Intelligent Systems with Applications (Jun 2024)
Ensemble learning for impurity prediction in high-purity indium purified via vertical zone refining
Abstract
The complexity of raw materials and multi-step purification processes presents considerable technical challenges in establishing universally applicable process parameters for the production of high-purity metals. Machine learning has emerged as an indispensable tool in the field of materials science, facilitating the accurate prediction of target variables and accelerating process optimization, thereby yielding substantial reductions in both experimental costs and time. This study explores the utilization of high-precision machine learning models to predict the residual impurity content in high-purity indium after vertical zone refining. A dataset comprising 82 experimental datasets was employed to determine the optimal hyperparameters for XGBoost and LightGBM models through Bayesian optimization. The XGBoost and LightGBM models demonstrated mean absolute errors (MAEs) of 0.022 and 0.023, respectively, as determined via leave-one-out cross-validation (LOOCV). Their comparable predictive performance to the previously established Ridge regression model (MAE = 0.024) prompted the exploration of fusion techniques, including mean, weighted, and stacking fusion, to further enhance accuracy.

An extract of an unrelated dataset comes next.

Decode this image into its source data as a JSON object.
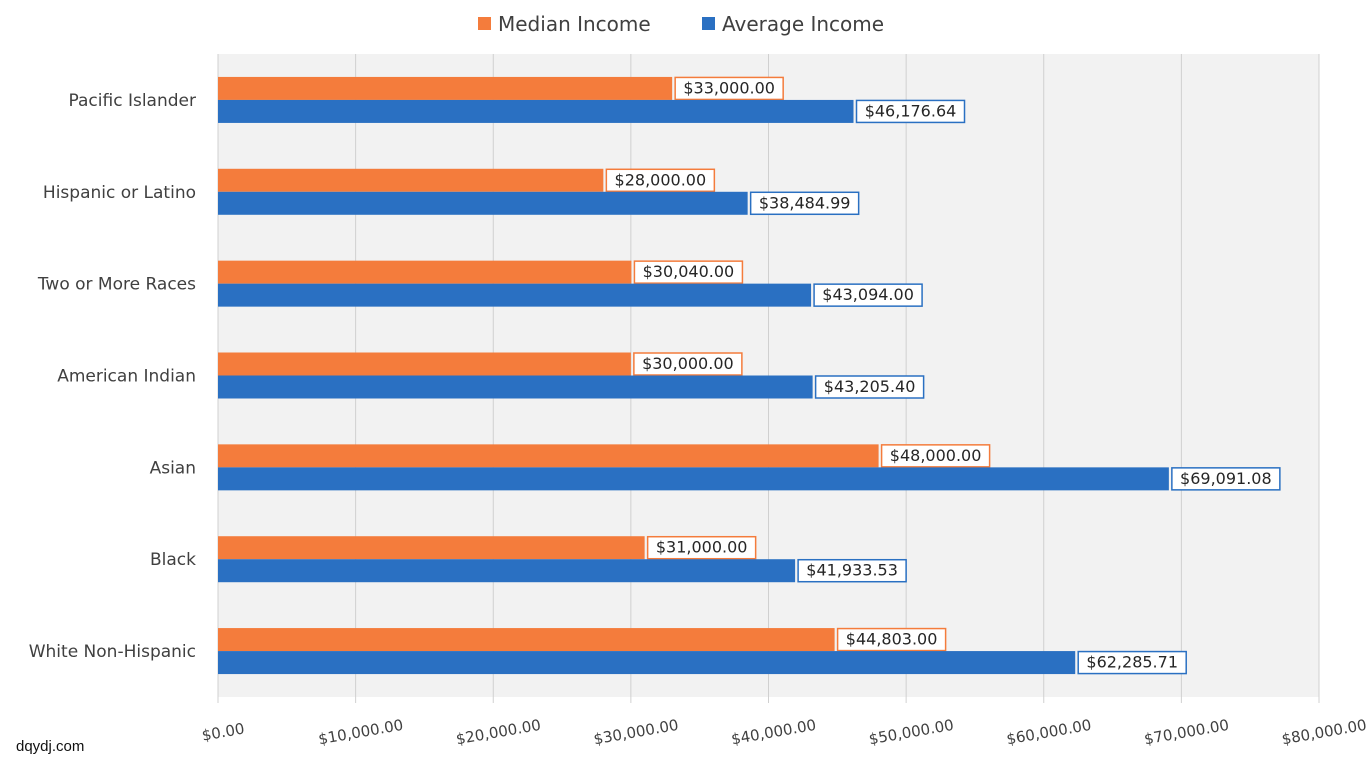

Remarkably, the weighted fusion model exhibited the most optimal predictive capabilities, supported by comprehensive evaluation metrics, including an MAE of 0.020, root mean squared error (RMSE) of 0.026, and a coefficient of determination (R2 score) of 0.830. Furthermore, the SHapley Additive exPlanations (SHAP) analysis revealed a significant correlation between lower initial arsenic (As) content and reduced total post-refining impurity levels in both the XGBoost and LightGBM models. This study underscores the precision of ensemble learning in predicting residual impurity content in vertically zone-refined indium products.